The assay validation of the ELISA was carried out according to the related content of Commission Decision 2002/657/EC and guidelines for the validation of screening methods for residues of veterinary medicines. The detection capability (CCβ) is the smallest content of the analyte that may be detected, identified and/or quantified in a sample with an error probability of β (<5%).

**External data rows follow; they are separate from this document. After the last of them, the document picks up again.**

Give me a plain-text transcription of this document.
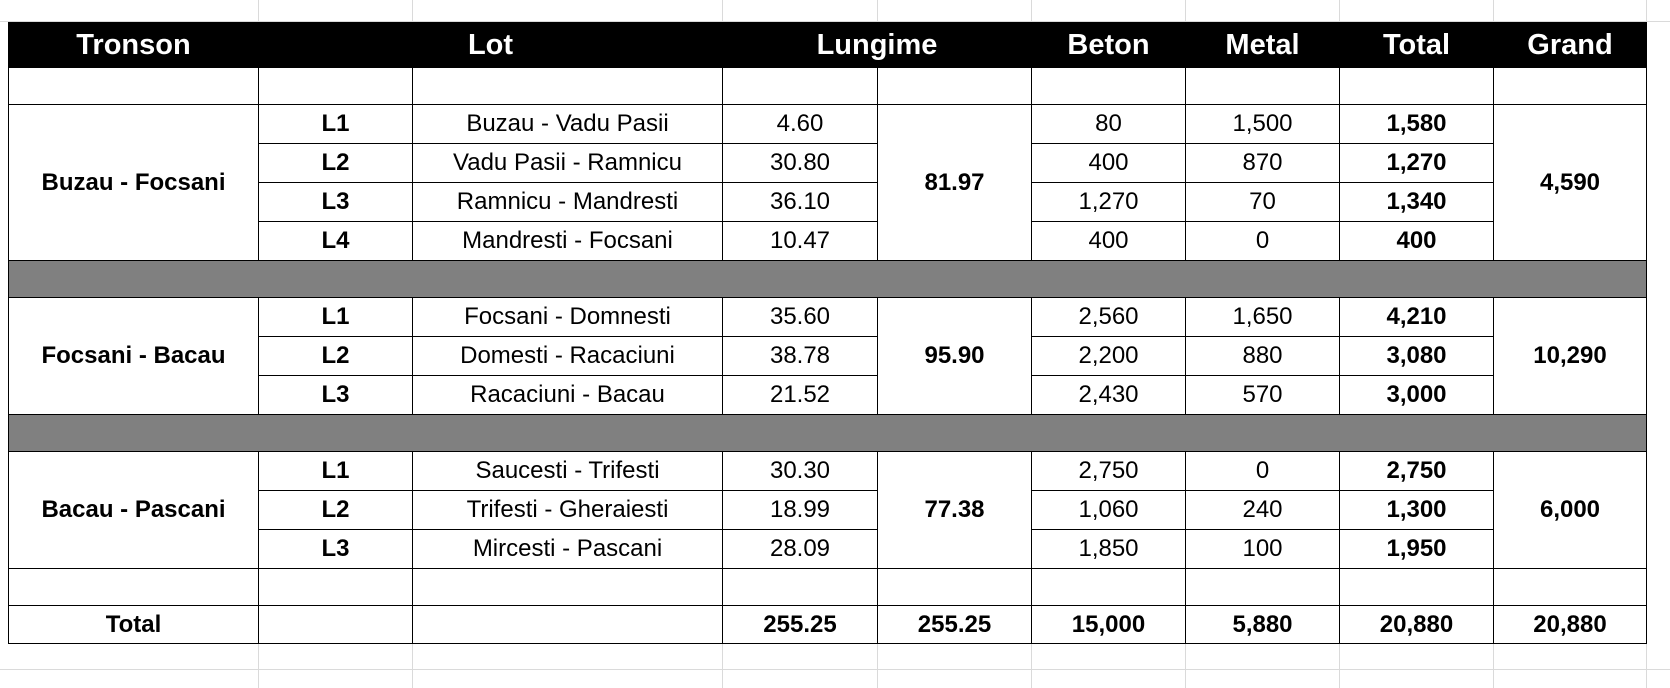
Tronson	Lot		Lungime		Beton	Metal	Total	Grand

Buzau - Focsani	L1	Buzau - Vadu Pasii	4.60	81.97	80	1,500	1,580	4,590
	L2	Vadu Pasii - Ramnicu	30.80		400	870	1,270	
	L3	Ramnicu - Mandresti	36.10		1,270	70	1,340	
	L4	Mandresti - Focsani	10.47		400	0	400	

Focsani - Bacau	L1	Focsani - Domnesti	35.60	95.90	2,560	1,650	4,210	10,290
	L2	Domesti - Racaciuni	38.78		2,200	880	3,080	
	L3	Racaciuni - Bacau	21.52		2,430	570	3,000	

Bacau - Pascani	L1	Saucesti - Trifesti	30.30	77.38	2,750	0	2,750	6,000
	L2	Trifesti - Gheraiesti	18.99		1,060	240	1,300	
	L3	Mircesti - Pascani	28.09		1,850	100	1,950	

Total			255.25	255.25	15,000	5,880	20,880	20,880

The limit of detection (LOD) was defined as the lowest amount of analyte in a sample that could be detected but not necessarily quantified exactly, which was based on the mean value of 20 blank samples plus three times of the mean standard deviation. The accuracy and precision of the method were represented by recovery and coefficient of variation (CV), respectively. The precision of the ELISA method was analyzed by repeated analysis of the spiked samples and comparison of the intra- and inter-assay CVs. Intra-assay variation was measured by four replicates of each spiked concentrations. And the inter-assay variation was based on the results of four different days.

4. Conclusions

A broad-specific Mab (2C11) for AVMs was produced. The optimized Mab-based indirect competitive ELISA was sensitive and accurate. Recovery results proved this broad-selective ELISA would be useful for the multi-residue determination of AVMs in milk.